Minerals: Minerals are inorganic and organic substances that originate in the earth and cannot be made in the human body

  • Asbestos: A carcinogenic mineral with very fine fibers that has been used commonly in a variety of building construction materials  in older homes
  • Lead (Pb): A highly poisonous metal, found in the air in very fine particles and that is commonly used in paint products

Other Pollutants

  • Environmental Tobacco Smoke (ETS): Passive exposure to fine particulates and gaseous pollutants coming from cigarettes, cigars, or pipes.
  • Radon:  A  colorless,  odorless,  tasteless  radioactive  gas  that  permeate  the house from the ground and has long-term carcinogenic properties

Sources for the List

A list of all the afore-mentioned indoor air pollutants, along with their associated health issues, potential  sources  and  suggested  preventive/  eliminating  measures  against  them  are displayed in detail on table 2. The list was mostly compiled by various impact studies from EPA and other independent organizations such as the health departments of New York and California and the American Lung Association.

Disclaimers for the List

Table 2 is intended to be used as a general informative source for the typical homeowner to knowing better the contaminants that he is facing in his indoor environment. In the first column there is a detailed list of potential health symptoms that occur in excessive concentrations of their corresponding indoor air pollutants. The word excessive here in not used lightly, since all homes will be found to feature all the presented pollutants but usually in concentrations that are not considered statistically significant to cause any health issues. That have been said, the sensitivity to a specific pollutant varies from person to person, and therefore awareness and precaution are crucial into identifying in a timely manner when symptoms related to IAQ are evident.

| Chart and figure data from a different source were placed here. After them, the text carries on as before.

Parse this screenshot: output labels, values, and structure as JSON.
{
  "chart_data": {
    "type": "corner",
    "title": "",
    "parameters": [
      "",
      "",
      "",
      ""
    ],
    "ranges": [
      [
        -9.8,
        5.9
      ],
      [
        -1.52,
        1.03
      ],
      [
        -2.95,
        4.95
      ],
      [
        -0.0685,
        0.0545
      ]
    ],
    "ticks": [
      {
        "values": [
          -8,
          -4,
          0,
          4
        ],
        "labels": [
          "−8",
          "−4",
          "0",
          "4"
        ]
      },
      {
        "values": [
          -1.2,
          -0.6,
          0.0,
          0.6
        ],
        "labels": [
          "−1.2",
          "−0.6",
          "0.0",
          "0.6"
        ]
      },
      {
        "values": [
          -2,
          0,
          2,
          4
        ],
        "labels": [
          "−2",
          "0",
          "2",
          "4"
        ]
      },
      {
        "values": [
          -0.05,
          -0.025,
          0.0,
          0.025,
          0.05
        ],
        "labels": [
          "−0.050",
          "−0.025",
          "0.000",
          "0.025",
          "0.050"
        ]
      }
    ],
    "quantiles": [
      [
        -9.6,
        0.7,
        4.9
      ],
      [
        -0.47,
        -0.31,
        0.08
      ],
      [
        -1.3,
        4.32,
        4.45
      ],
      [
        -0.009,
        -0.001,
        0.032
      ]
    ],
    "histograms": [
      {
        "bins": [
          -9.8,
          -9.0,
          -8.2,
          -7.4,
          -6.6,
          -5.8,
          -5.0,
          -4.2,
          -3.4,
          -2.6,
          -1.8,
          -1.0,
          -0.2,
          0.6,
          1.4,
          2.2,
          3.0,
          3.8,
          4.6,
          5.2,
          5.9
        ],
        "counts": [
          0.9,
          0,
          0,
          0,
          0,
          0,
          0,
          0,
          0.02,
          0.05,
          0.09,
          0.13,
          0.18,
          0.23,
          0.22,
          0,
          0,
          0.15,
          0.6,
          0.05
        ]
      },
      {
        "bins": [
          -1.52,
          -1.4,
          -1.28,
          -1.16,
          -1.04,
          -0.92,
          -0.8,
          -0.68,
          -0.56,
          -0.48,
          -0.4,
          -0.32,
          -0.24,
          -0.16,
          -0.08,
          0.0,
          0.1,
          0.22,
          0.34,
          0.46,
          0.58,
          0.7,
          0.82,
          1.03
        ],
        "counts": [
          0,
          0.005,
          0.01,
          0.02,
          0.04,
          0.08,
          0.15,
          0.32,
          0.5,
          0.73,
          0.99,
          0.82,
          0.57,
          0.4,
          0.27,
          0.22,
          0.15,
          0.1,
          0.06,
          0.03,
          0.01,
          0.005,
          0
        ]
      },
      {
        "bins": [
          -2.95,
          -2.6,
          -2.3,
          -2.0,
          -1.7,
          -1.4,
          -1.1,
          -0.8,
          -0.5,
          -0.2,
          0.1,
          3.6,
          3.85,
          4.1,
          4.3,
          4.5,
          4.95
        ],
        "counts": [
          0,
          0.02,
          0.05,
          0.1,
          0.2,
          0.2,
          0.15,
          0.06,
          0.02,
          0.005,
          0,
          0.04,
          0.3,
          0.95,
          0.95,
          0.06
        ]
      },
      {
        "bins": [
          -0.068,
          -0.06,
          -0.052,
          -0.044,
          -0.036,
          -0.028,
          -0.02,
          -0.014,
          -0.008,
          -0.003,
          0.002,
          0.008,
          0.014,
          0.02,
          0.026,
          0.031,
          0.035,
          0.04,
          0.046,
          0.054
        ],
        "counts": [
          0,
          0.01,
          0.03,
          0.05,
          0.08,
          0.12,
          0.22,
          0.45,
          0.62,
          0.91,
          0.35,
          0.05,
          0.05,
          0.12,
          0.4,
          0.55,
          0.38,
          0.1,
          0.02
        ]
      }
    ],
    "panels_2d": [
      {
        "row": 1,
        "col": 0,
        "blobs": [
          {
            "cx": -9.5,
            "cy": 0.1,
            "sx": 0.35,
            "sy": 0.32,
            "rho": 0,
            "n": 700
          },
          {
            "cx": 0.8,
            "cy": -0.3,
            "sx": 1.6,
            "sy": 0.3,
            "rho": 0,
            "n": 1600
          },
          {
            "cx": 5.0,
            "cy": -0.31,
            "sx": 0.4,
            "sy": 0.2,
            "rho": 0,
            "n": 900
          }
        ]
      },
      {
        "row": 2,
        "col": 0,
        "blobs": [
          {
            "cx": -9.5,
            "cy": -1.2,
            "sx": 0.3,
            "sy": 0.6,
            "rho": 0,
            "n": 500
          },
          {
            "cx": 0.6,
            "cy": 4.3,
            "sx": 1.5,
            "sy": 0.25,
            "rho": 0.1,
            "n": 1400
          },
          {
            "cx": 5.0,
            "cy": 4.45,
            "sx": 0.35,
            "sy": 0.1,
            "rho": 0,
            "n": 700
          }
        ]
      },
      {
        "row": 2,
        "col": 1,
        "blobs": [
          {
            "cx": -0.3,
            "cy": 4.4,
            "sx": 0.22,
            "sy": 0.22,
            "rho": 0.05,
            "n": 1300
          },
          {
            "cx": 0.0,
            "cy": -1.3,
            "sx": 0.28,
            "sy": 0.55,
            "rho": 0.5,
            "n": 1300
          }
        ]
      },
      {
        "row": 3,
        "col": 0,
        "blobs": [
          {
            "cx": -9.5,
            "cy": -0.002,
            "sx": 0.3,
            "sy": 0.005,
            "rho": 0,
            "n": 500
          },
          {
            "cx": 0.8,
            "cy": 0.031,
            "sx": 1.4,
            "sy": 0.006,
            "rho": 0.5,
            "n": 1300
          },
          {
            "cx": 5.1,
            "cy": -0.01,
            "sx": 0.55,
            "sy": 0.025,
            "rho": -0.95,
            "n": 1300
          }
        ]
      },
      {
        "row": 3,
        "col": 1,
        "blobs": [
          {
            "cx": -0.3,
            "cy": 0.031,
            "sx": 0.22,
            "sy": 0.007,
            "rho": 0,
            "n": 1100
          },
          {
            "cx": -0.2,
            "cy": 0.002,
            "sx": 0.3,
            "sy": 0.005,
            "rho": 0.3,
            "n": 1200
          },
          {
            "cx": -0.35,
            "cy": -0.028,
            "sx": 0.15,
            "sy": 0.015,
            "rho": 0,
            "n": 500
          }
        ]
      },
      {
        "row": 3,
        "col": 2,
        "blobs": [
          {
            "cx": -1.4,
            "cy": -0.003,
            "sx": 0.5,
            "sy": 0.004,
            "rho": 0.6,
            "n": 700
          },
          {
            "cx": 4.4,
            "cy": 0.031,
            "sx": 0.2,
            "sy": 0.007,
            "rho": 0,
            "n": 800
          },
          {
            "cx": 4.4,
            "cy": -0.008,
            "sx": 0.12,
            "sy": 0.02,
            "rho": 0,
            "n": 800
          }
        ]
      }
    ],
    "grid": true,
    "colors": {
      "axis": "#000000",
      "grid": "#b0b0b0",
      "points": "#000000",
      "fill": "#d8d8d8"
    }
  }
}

Regarding the control techniques suggested on the table, one should be aware that their corresponding suggestions and instructions are meant to be used only as a reference point and not as an exhaustive guide to provide all the procedures needed to engage in a specific contaminant‘s source control. Instead those suggestions are there to give general knowledge and awareness, and to provoke the homeowner to do his personal research in order to acquire as much insight as possible regarding the pollutant that he has to face

Nonetheless, table 2 can provide some good basic knowledge regarding health symptoms, source and control suggestions and it’s advised to be viewed frequently, especially when applying the IAQ Master Plan strategy that will be presented at part 3 of this paper.